Başkanlık yarışının öne çıkan tek adayı, Edirne zındanındaki hücresinden kampanya yürütmek zorunda kalmasına, kitlelerle ilişki kurmasının engellenmesine rağmen yüzde 8.2 oy alarak bol reklamlı Akşener'i de geride bırakan HDP liderlerinden Selahattin Demirtaş...

HDP'ye gelince, liderinin, birçok milletvekili ve yöneticisinin hapiste bulunmasına, CHP'nin başını çektiği muhalif partiler ittifakından dışlanmış olmasına ve yüzde 10'luk barajı aşamayarak tüm milletvekillerini AKP'ye kaptırma tehlikesine rağmen, örnek bir seferberlikle 67 milletvekilliği kazanarak MHP ve İyi Parti'nin de önünde yeni Millet Meclisi'nin üçüncü büyük partisi olmayı başardı.

Evet, İnce'nin de kutlama gönderek teslim ettiği gibi, Erdoğan başkanlık seçimini kazandı, ama bu zafer Meclis'in yeni sandalye dağılımıyla şimdiden gölgelenmiş durumda...

Devletin ve iktidarın hizmetindeki büyük medyanın sağladığı tüm propaganda olanaklarını kullanmış olmasına rağmen AKP Meclis seçimlerinde oyların sadece yüzde 41,4'ünü elde edebildi. Oysa 1 Kasım 2015 seçimlerinde bu partinin oy oranı yüzde 49.5'tu. İşte partisinin bu büyük oy kaybı Tayyip'in "zafer"ini neye borçlu olduğunu net şekilde ortaya koyuyor.

Tayyip yüzde 52 oyu seçim öncesi MHP ile "Cumhur İttifakı" yapmış olmasına borçlu... Bu ittifak sayesinde yüzde 52 oy toplayan Erdoğan'ın kendi partisi AKP seçmenlerinden alabileceği oy sadece yüzde 42'ydi.

Eğer MHP ile ittifak yapmamış olsa ve de cumhurbaşkanlığı seçimlerine MHP kendi lideri Devlet Bahçeli'yi aday göstererek katılmış olsaydı, hiç kuşku yok ki, Tayyip oyların sadece yüzde 42'sini alabilecek ve ikinci turda CHP adayı Muharrem İnce ile yarışmak zorunda kalacaktı.

İşte bu yüzdendir ki, o göklere çıkartılan seçim zaferine rağmen, Erdoğan MHP'nin desteği olmaksızın "süper başkan"lık dönemi için öngördüğü projelerinden hiçbirini gerçekleştiremeyecek.
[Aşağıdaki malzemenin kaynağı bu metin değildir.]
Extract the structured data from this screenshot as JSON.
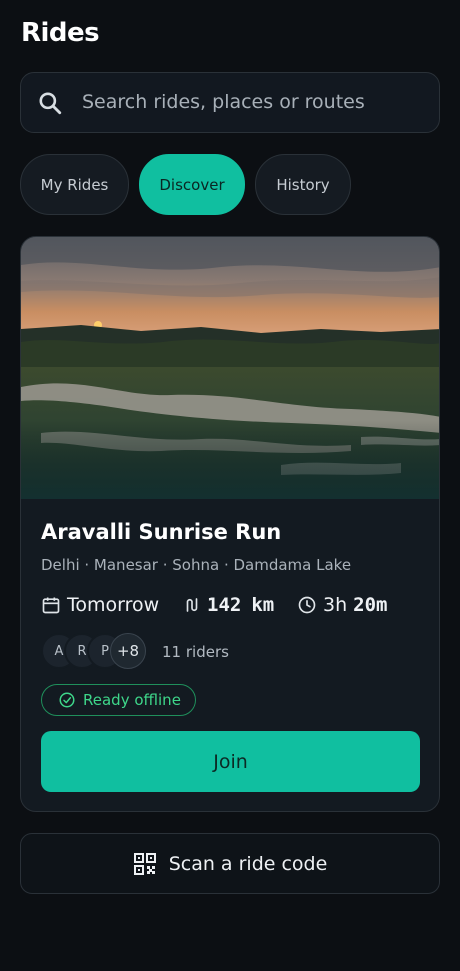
{
  "header": {
    "title": "Rides"
  },
  "search": {
    "placeholder": "Search rides, places or routes",
    "icon": "search-icon"
  },
  "tabs": [
    {
      "label": "My Rides",
      "active": false
    },
    {
      "label": "Discover",
      "active": true
    },
    {
      "label": "History",
      "active": false
    }
  ],
  "ride": {
    "title": "Aravalli Sunrise Run",
    "route": "Delhi · Manesar · Sohna · Damdama Lake",
    "when": "Tomorrow",
    "distance_value": "142",
    "distance_unit": "km",
    "duration_hours": "3h",
    "duration_minutes": "20m",
    "avatars": [
      "A",
      "R",
      "P"
    ],
    "avatars_more": "+8",
    "riders": "11 riders",
    "offline_badge": "Ready offline",
    "join_label": "Join"
  },
  "scan": {
    "label": "Scan a ride code",
    "icon": "qr-code-icon"
  },
  "colors": {
    "accent": "#10bfa0",
    "background": "#0c0f13",
    "card": "#131a21",
    "offline_green": "#3ed68a"
  }
}
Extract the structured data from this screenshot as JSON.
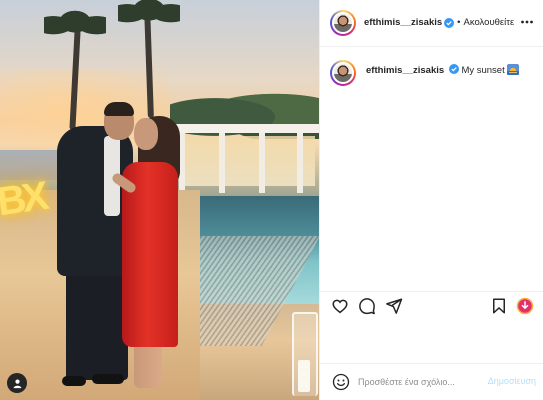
{
  "post": {
    "username": "efthimis__zisakis",
    "verified": true,
    "dot": "•",
    "follow_label": "Ακολουθείτε",
    "caption_text": "My sunset",
    "caption_emoji": "sunset-emoji",
    "comment_placeholder": "Προσθέστε ένα σχόλιο...",
    "post_button_label": "Δημοσίευση",
    "neon_sign_text": "BX"
  },
  "colors": {
    "verified_blue": "#3897f0",
    "post_button_disabled": "#b2dffc",
    "text_primary": "#262626",
    "text_secondary": "#8e8e8e",
    "dress_red": "#e33226"
  },
  "icons": {
    "like": "heart-icon",
    "comment": "comment-bubble-icon",
    "share": "paper-plane-icon",
    "save": "bookmark-icon",
    "more": "more-dots-icon",
    "emoji": "smiley-icon",
    "tagged_user": "user-tag-icon",
    "extension": "download-badge-icon"
  }
}
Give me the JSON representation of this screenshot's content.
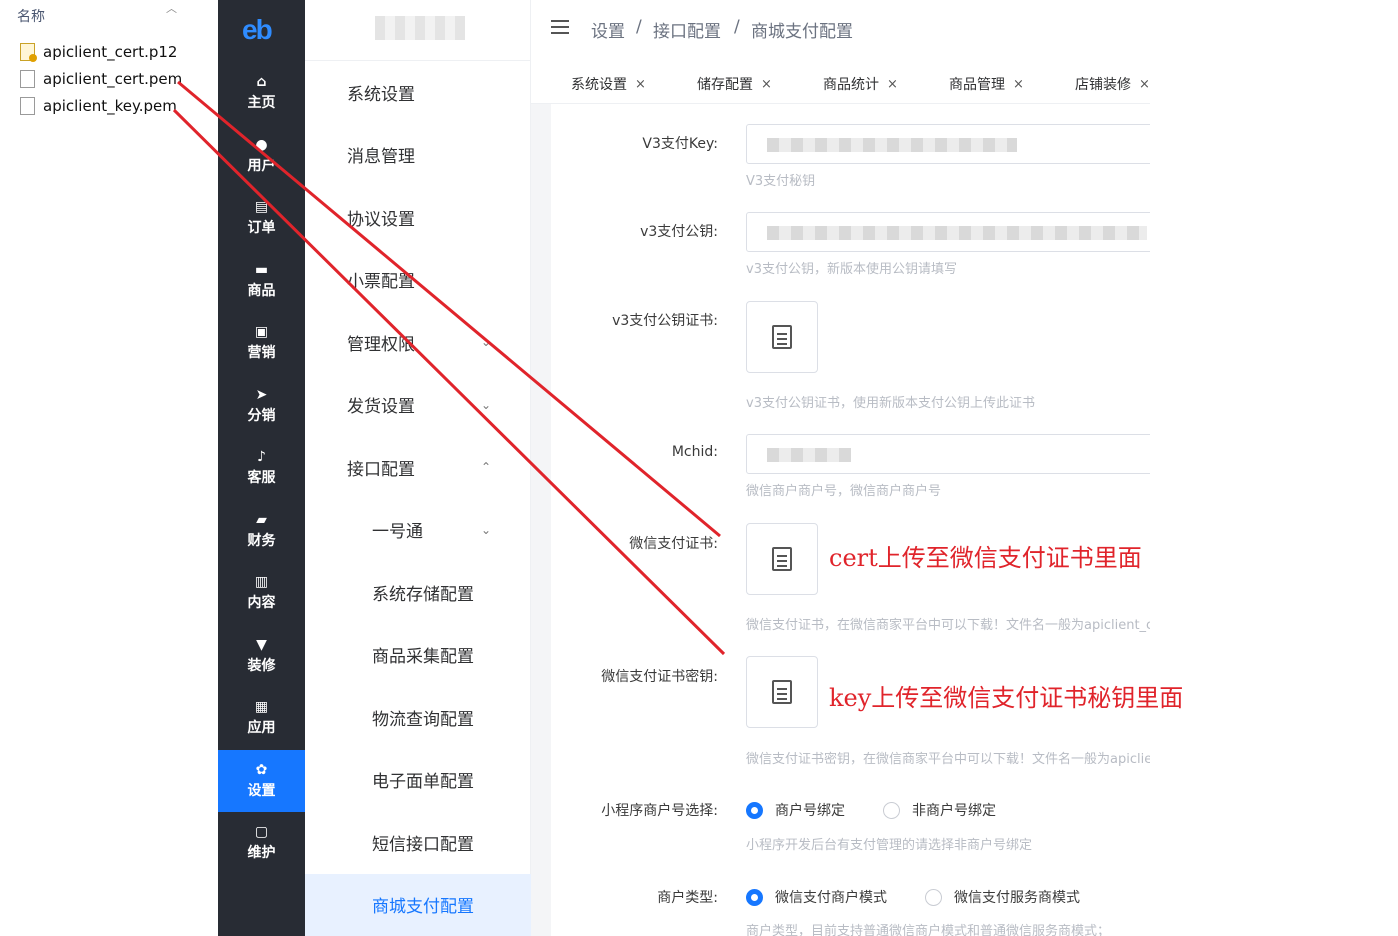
{
  "files": {
    "header": "名称",
    "items": [
      {
        "name": "apiclient_cert.p12",
        "type": "cert"
      },
      {
        "name": "apiclient_cert.pem",
        "type": "doc"
      },
      {
        "name": "apiclient_key.pem",
        "type": "doc"
      }
    ]
  },
  "nav": {
    "logo": "eb",
    "items": [
      {
        "label": "主页",
        "icon": "home-icon",
        "glyph": "⌂"
      },
      {
        "label": "用户",
        "icon": "user-icon",
        "glyph": "●"
      },
      {
        "label": "订单",
        "icon": "order-icon",
        "glyph": "▤"
      },
      {
        "label": "商品",
        "icon": "goods-icon",
        "glyph": "▬"
      },
      {
        "label": "营销",
        "icon": "chart-icon",
        "glyph": "▣"
      },
      {
        "label": "分销",
        "icon": "send-icon",
        "glyph": "➤"
      },
      {
        "label": "客服",
        "icon": "bell-icon",
        "glyph": "♪"
      },
      {
        "label": "财务",
        "icon": "wallet-icon",
        "glyph": "▰"
      },
      {
        "label": "内容",
        "icon": "book-icon",
        "glyph": "▥"
      },
      {
        "label": "装修",
        "icon": "brush-icon",
        "glyph": "▼"
      },
      {
        "label": "应用",
        "icon": "apps-icon",
        "glyph": "▦"
      },
      {
        "label": "设置",
        "icon": "gear-icon",
        "glyph": "✿",
        "active": true
      },
      {
        "label": "维护",
        "icon": "chip-icon",
        "glyph": "▢"
      }
    ]
  },
  "submenu": {
    "items": [
      {
        "label": "系统设置",
        "child": false,
        "chevron": ""
      },
      {
        "label": "消息管理",
        "child": false,
        "chevron": ""
      },
      {
        "label": "协议设置",
        "child": false,
        "chevron": ""
      },
      {
        "label": "小票配置",
        "child": false,
        "chevron": ""
      },
      {
        "label": "管理权限",
        "child": false,
        "chevron": "⌄"
      },
      {
        "label": "发货设置",
        "child": false,
        "chevron": "⌄"
      },
      {
        "label": "接口配置",
        "child": false,
        "chevron": "⌃"
      },
      {
        "label": "一号通",
        "child": true,
        "chevron": "⌄"
      },
      {
        "label": "系统存储配置",
        "child": true,
        "chevron": ""
      },
      {
        "label": "商品采集配置",
        "child": true,
        "chevron": ""
      },
      {
        "label": "物流查询配置",
        "child": true,
        "chevron": ""
      },
      {
        "label": "电子面单配置",
        "child": true,
        "chevron": ""
      },
      {
        "label": "短信接口配置",
        "child": true,
        "chevron": ""
      },
      {
        "label": "商城支付配置",
        "child": true,
        "chevron": "",
        "active": true
      }
    ]
  },
  "breadcrumb": {
    "items": [
      "设置",
      "/",
      "接口配置",
      "/",
      "商城支付配置"
    ]
  },
  "tabs": [
    {
      "label": "系统设置",
      "close": "×"
    },
    {
      "label": "储存配置",
      "close": "×"
    },
    {
      "label": "商品统计",
      "close": "×"
    },
    {
      "label": "商品管理",
      "close": "×"
    },
    {
      "label": "店铺装修",
      "close": "×"
    }
  ],
  "form": {
    "v3key": {
      "label": "V3支付Key:",
      "hint": "V3支付秘钥"
    },
    "v3pub": {
      "label": "v3支付公钥:",
      "hint": "v3支付公钥，新版本使用公钥请填写"
    },
    "v3cert": {
      "label": "v3支付公钥证书:",
      "hint": "v3支付公钥证书，使用新版本支付公钥上传此证书"
    },
    "mchid": {
      "label": "Mchid:",
      "hint": "微信商户商户号，微信商户商户号"
    },
    "wxcert": {
      "label": "微信支付证书:",
      "hint": "微信支付证书，在微信商家平台中可以下载！文件名一般为apiclient_cert.pem"
    },
    "wxkey": {
      "label": "微信支付证书密钥:",
      "hint": "微信支付证书密钥，在微信商家平台中可以下载！文件名一般为apiclient_key.pem"
    },
    "mini": {
      "label": "小程序商户号选择:",
      "opt1": "商户号绑定",
      "opt2": "非商户号绑定",
      "hint": "小程序开发后台有支付管理的请选择非商户号绑定"
    },
    "mtype": {
      "label": "商户类型:",
      "opt1": "微信支付商户模式",
      "opt2": "微信支付服务商模式",
      "hint": "商户类型，目前支持普通微信商户模式和普通微信服务商模式；"
    }
  },
  "annotations": {
    "cert": "cert上传至微信支付证书里面",
    "key": "key上传至微信支付证书秘钥里面",
    "color": "#e0242b"
  }
}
Hele hele bu "süper başkan"lığını anayasadaki değişikliklerin verdiği olanaklarla sadece cumhuriyetin 100. yıldönümü olan 2023'e değil, hatta ömrü vefa ederse 2028 yılına kadar uzatma hayalleri içindeyse, Erdoğan'ın MHP ile cürüm ortaklığını sürdürmekten, ona her istediği ödünü vermekten başka çaresi yok.

Evet, 24 Haziran seçimlerine rağmen Türkiye hâlâ 784 Km2'lik bir hapishanedir. Avrupa Konseyi üyesi ve Avrupa Birliği üyeliğine aday bu ülkede hâlâ olağanüstü hal rejimi hüküm sürmekte, insan hakları savunucuları, Kürt siyasetçileri, gazeteciler, üniversiteretim üyeleri, sanatçılar sudan nedenlerle tutuklanmakta ve hapislerde çürütülmekte...

24 Haziran sonrası Türkiye'nin gündeminde bugün bir yandan AKP'nin, diğer yandan MHP'nin egemenliği altında bir dikta rejiminin resmileştirilmesi ve yapılandırılması için Erdoğan ile Bahçeli arasında sürdürülen kirli pazarlıklar var.

Erdoğan başkanlık "zafer"ini Bahçeli'nin feragatına borçlu olduğuna ve AKP Meclis'te tek başına mutlak çoğunluk sağlayamadığı için belli yasaların geçirilmesinde MHP'nin 49 milletvekilinin oyuna muhtaç bulunduğuna göre, TC Devleti'nin perde arkasındaki gerçek patronu, muhalif medyada sık sık söylenir olduğu gibi "yönetenin yöneteni" Bahçeli olacaktır.

Kirli pazarlıklarının tezahürlerini önümüzdeki günlerde bakanlıkların, üst düzey bürrokratların ve hakimlerin belirlenmesinde daha net olarak göreceğiz.

Bitirirken, 142 bin Türk seçmenin yüzde 75'inin Tayyip'e, yüzde 64'ünün de onun partisine oy verdiği Belçika özeline ilişkin bir vurgulama...

Bu sonuç TC diplomatik misyonlarının, Türk Diyanet Vakfı'nın, onun emrindeki Türk camilerinin, Türk-İslam sentezinin emrindeki milliyetçi ve islamcı Türk derneklerinin, Türkçe yerel medyanın da desteğiyle göçmen kitlesine uyguladıkları beyin yıkama göz önünde tutulduğunda hiç de şaşırtıcı değil.

Ancak TC diktasına bu teslimiyetin Belçika açısından son derece endişe verici bir yanı var. Avrupa Birliği'nin merkez kurumlarını barındıran bu ülkede önümüzdeki Ekim ayında belediye seçimleri, gelecek yılın Mayıs ayında da federal ve bölgesel parlamentolarla birlikte Avrupa Parlamentosu için de seçim yapılacak. Ve de en azından Belçika vatandaşı olmuş 100 bin'i aşkınTürkiyeli bu seçimlerde oy kullanacak.

AKP-MHP diktasının bu ülkedeki Türk göçmen kitlesi üzerindeki etki ve kontrolü göz önünde tutulduğunda, Belçika siyasal partileri, en solcusundan en sağcısına, özellikle Türk göçmenlerin yoğun olduğu kent ve belediyelerde aday listelerinin seçiminde ne yapacak?

Yıllardır federal ve bölge meclislerine, belediye meclislerine Türk seçmenlerin tercih oylarıyla girmiş olan soykırım inkarcısı ve Tayyip destekçisi Türk kökenli siyasetçilere bu partilerin listelerinde yine yer verilecek mi?

Soru yakıcı... Yanıtını bir iki ay içinde göreceğiz.

Ve de son birkaç kelime:

İnci'yle birlikte sürgünümüzün 47. yılındayız... 24 Haziran, doğup  büyüdügümüz toprakları 47 yıl sonra yeniden görme, havasını teneffüs etme umudu veren bir ışık huzmesiydi.

Yine olmadı... Hüzünlüyüz...

Yıkıldık mı? Hayır!

Biliyoruz ki, kavga sürüyor ve bu kavgada ömrümüz ve sağlığımız elverdiğince biz de varız!